I am paid through the National Science Foundation (NSF) as a student researcher through their fellowship. I was sent an 1099-MISC the previous year, which I was able to report my income as fellowship so was not considered self-employed, however there is no option for that that I see for the 1099-NEC
Instead of entering as income, at the 1099-NEC screen, In TurboTax (TT), enter at:
Federal Taxes Tab (Personal for H&B version)
Deductions & Credits
-Scroll down to:
--Education
--Education Expenses
After entering your 1098-T (if you don't have a 1098-T, answer that you qualify for an exception). That will eventually get you to a screen to enter scholarships not shown on a 1098-T. When asked if the scholarship was used for room and board, answer yes. When asked how much of the scholarship was used for room and board, enter the entire amount of the 1099-NEC. That will make it taxable. It will go on line 1 of form 1040 with the notation SCH (starting in 2022, line 8r of Schedule 1)
This next steps are optional (and in addition to entering it as scholarship).

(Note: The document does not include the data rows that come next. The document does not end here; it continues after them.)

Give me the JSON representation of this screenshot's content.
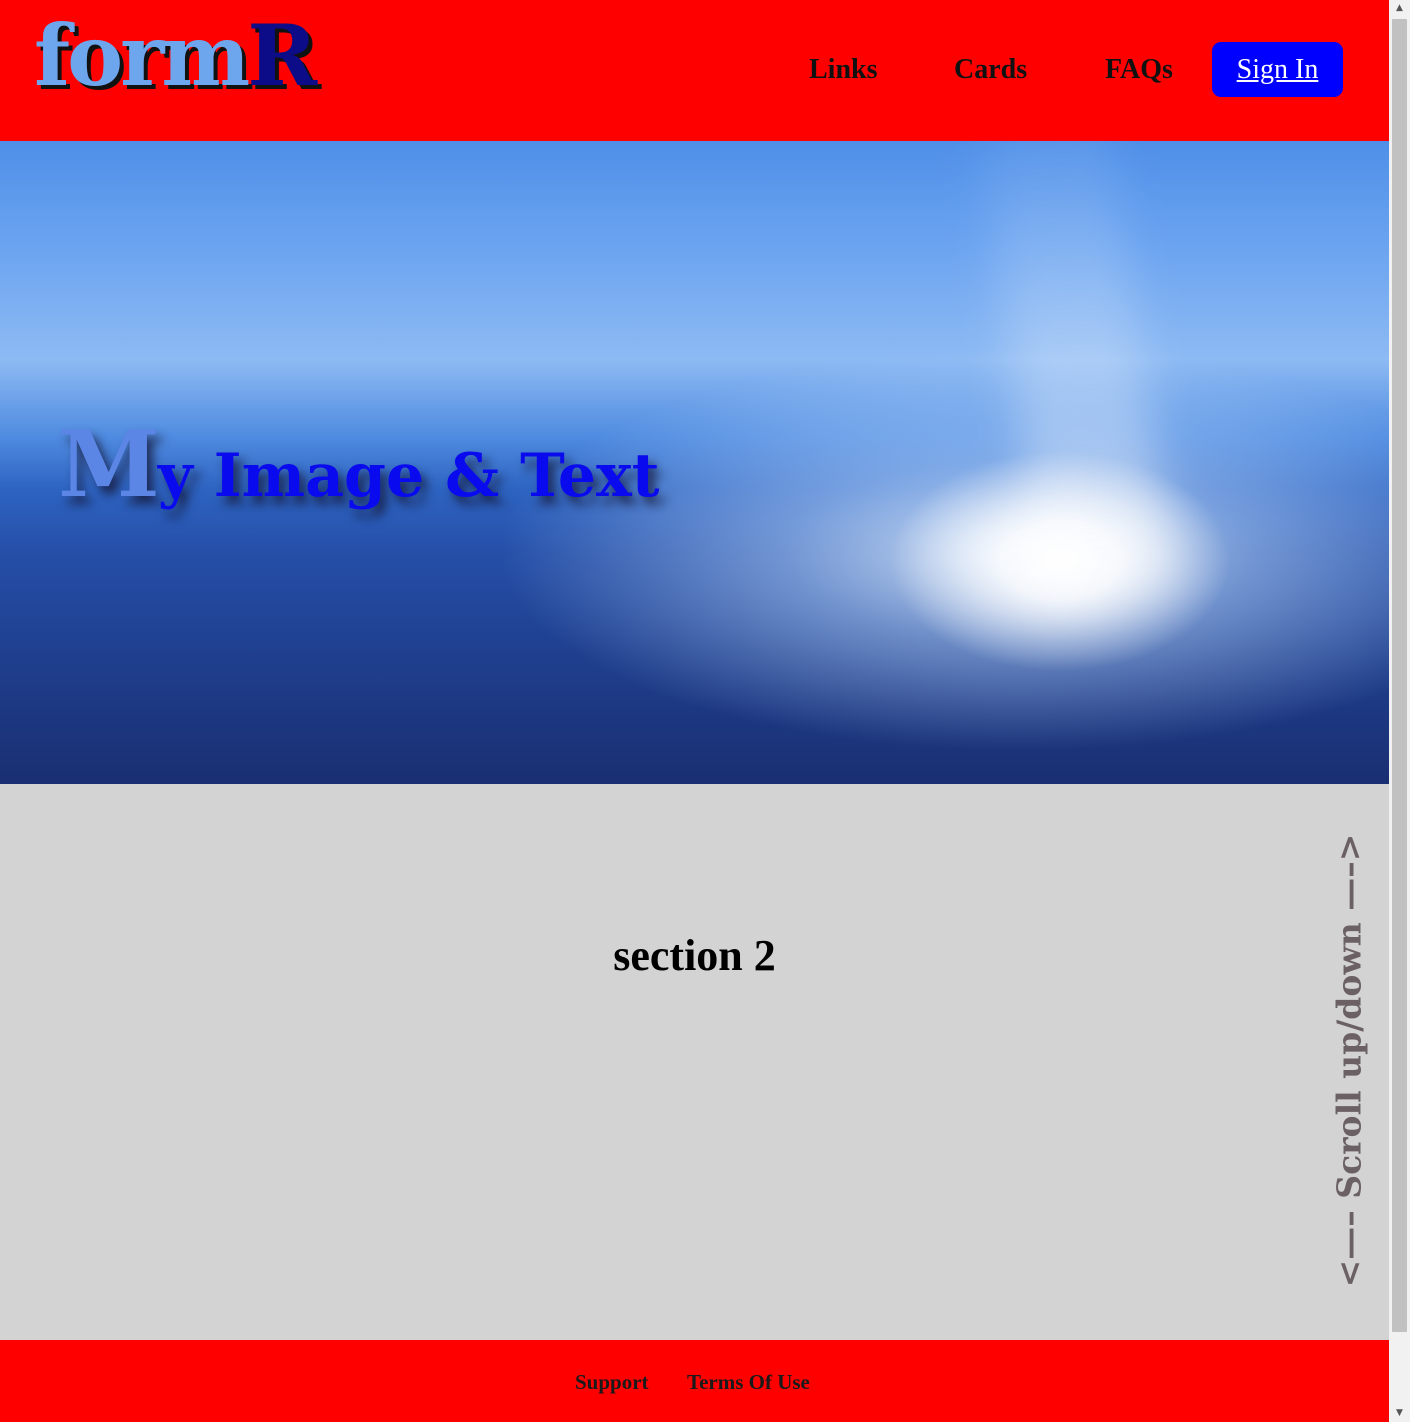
{
  "header": {
    "logo": {
      "part1": "form",
      "part2": "R"
    },
    "nav": [
      "Links",
      "Cards",
      "FAQs"
    ],
    "signin_label": "Sign In"
  },
  "hero": {
    "title_first": "M",
    "title_rest": "y Image & Text"
  },
  "section2": {
    "title": "section 2",
    "scroll_hint": "<—– Scroll up/down —–>"
  },
  "footer": {
    "links": [
      "Support",
      "Terms Of Use"
    ]
  },
  "scrollbar": {
    "up_icon": "▲",
    "down_icon": "▼"
  },
  "colors": {
    "header_bg": "#ff0000",
    "signin_bg": "#0000ff",
    "section_bg": "#d3d3d3",
    "hero_title": "#0a0aee"
  }
}
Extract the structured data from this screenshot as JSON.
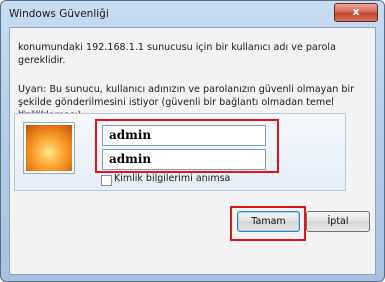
{
  "window": {
    "title": "Windows Güvenliği",
    "close_label": "x"
  },
  "message": {
    "line1": "konumundaki 192.168.1.1 sunucusu için bir kullanıcı adı ve parola",
    "line2": "gereklidir.",
    "warning1": "Uyarı: Bu sunucu, kullanıcı adınızın ve parolanızın güvenli olmayan bir",
    "warning2": "şekilde gönderilmesini istiyor (güvenli bir bağlantı olmadan temel kimlik",
    "warning3": "doğrulaması)."
  },
  "credentials": {
    "username_value": "admin",
    "password_value": "admin",
    "remember_label": "Kimlik bilgilerimi anımsa",
    "remember_checked": false
  },
  "buttons": {
    "ok_label": "Tamam",
    "cancel_label": "İptal"
  },
  "colors": {
    "highlight": "#e0141c",
    "close_button": "#c4442e"
  },
  "icons": {
    "user_tile": "user-tile-icon"
  }
}
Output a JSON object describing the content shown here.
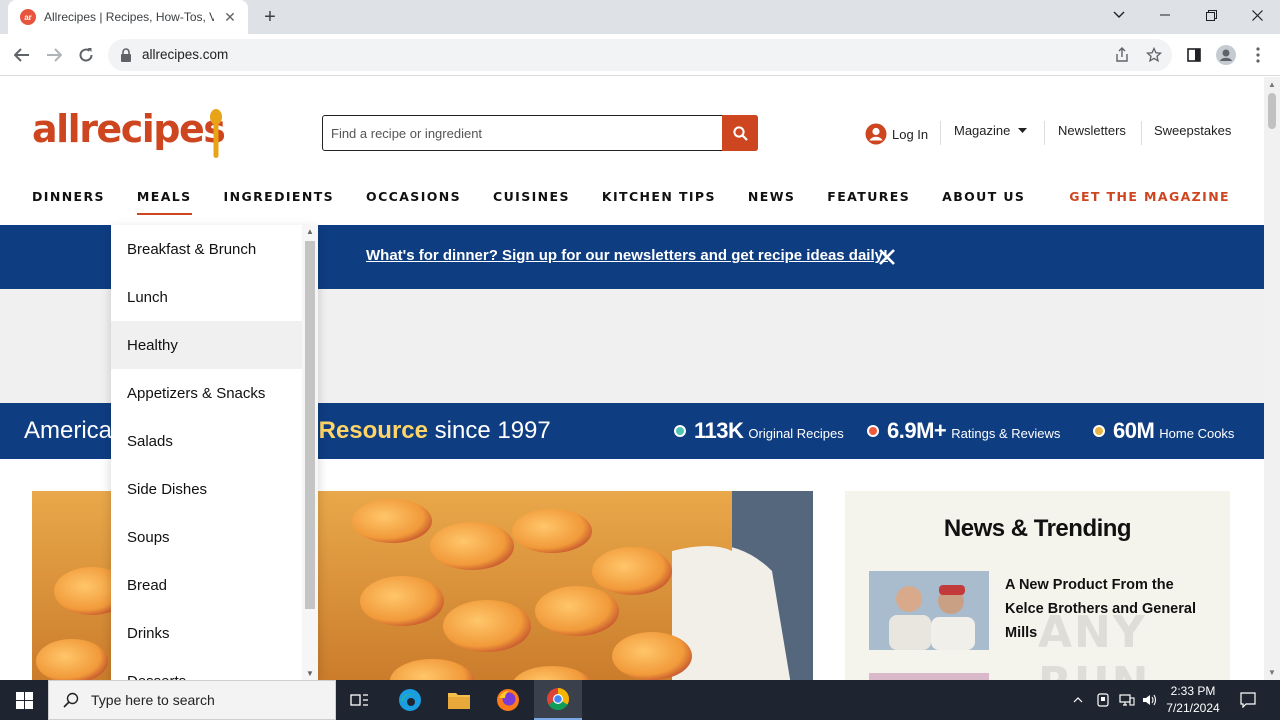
{
  "browser": {
    "tab_title": "Allrecipes | Recipes, How-Tos, Videos and More",
    "favicon_text": "ar",
    "url": "allrecipes.com"
  },
  "header": {
    "logo_text": "allrecipes",
    "search_placeholder": "Find a recipe or ingredient",
    "login_label": "Log In",
    "magazine_label": "Magazine",
    "newsletters_label": "Newsletters",
    "sweepstakes_label": "Sweepstakes"
  },
  "nav": {
    "items": [
      "DINNERS",
      "MEALS",
      "INGREDIENTS",
      "OCCASIONS",
      "CUISINES",
      "KITCHEN TIPS",
      "NEWS",
      "FEATURES",
      "ABOUT US"
    ],
    "active": "MEALS",
    "get_magazine": "GET THE MAGAZINE"
  },
  "meals_dropdown": {
    "items": [
      "Breakfast & Brunch",
      "Lunch",
      "Healthy",
      "Appetizers & Snacks",
      "Salads",
      "Side Dishes",
      "Soups",
      "Bread",
      "Drinks",
      "Desserts"
    ],
    "hovered": "Healthy"
  },
  "promo": {
    "text": "What's for dinner? Sign up for our newsletters and get recipe ideas daily!"
  },
  "stats": {
    "headline_start": "America'",
    "headline_highlight": "Resource",
    "headline_end": " since 1997",
    "items": [
      {
        "value": "113K",
        "label": "Original Recipes",
        "color": "#4fc3b5"
      },
      {
        "value": "6.9M+",
        "label": "Ratings & Reviews",
        "color": "#ef5a3c"
      },
      {
        "value": "60M",
        "label": "Home Cooks",
        "color": "#e8b443"
      }
    ]
  },
  "news": {
    "title": "News & Trending",
    "article_title": "A New Product From the Kelce Brothers and General Mills"
  },
  "watermark": "ANY RUN",
  "taskbar": {
    "search_placeholder": "Type here to search",
    "time": "2:33 PM",
    "date": "7/21/2024"
  },
  "colors": {
    "brand": "#ce4620",
    "navy": "#0f3d82",
    "highlight": "#ffd567"
  }
}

There's a chance the IRS computers will not match the 1099-NEC to the Scholarship income. If you want to try to ward that off, do this:
Enter the 1099-NEC at the 1099-NEC screen.
On the next screen Describe what the payment was for (Scholarship on 1099-NEC)
On the next screen select "none of these apply"
On the next screen select "No it didn't involve work like my main job"
On the next screen select "I got it in 2020" ONLY
On the next screen select No, it didn't involve intent to earn money
TT will put the amount on line 8z of Schedule 1 as other income
Then enter a line 8 deduction, for the same amount. In TurboTax (TT), enter at:
- Federal Taxes tab
- Wages & Income
Scroll down to:
-Less Common Income
-Misc Income, 1099-A, 1099-C
- On the next screen, choose – Other reportable income - Answer yes to Any other Taxable Income -On the next screen, Enter the number with a minus sign (-) in front. Briefly explain at description (1099-NEC reported as Scholarship income)
Thank you for the advice, I will be sure to follow these steps to see if it works!
@DavidD66 graduate student fellowships are not self-employment income and are not subject to SE tax or social security.
@valbbriones unfortunately, when the IRS split off 1099 income into the 1099-NEC (non-employment compensation) and the 1099-MISC (everything else), Turbotax also split up the interview in a poorly implemented way.
In the old 1099-MISC interview, there was a list of special circumstances and a checkbox for "this was fellowship income" that would have taken care of the problem in one step. I would look to see if there is a similar question now in the 1099-NEC interview. If so, you can skip entering the income under the education expense interview and also skip the "offset" method.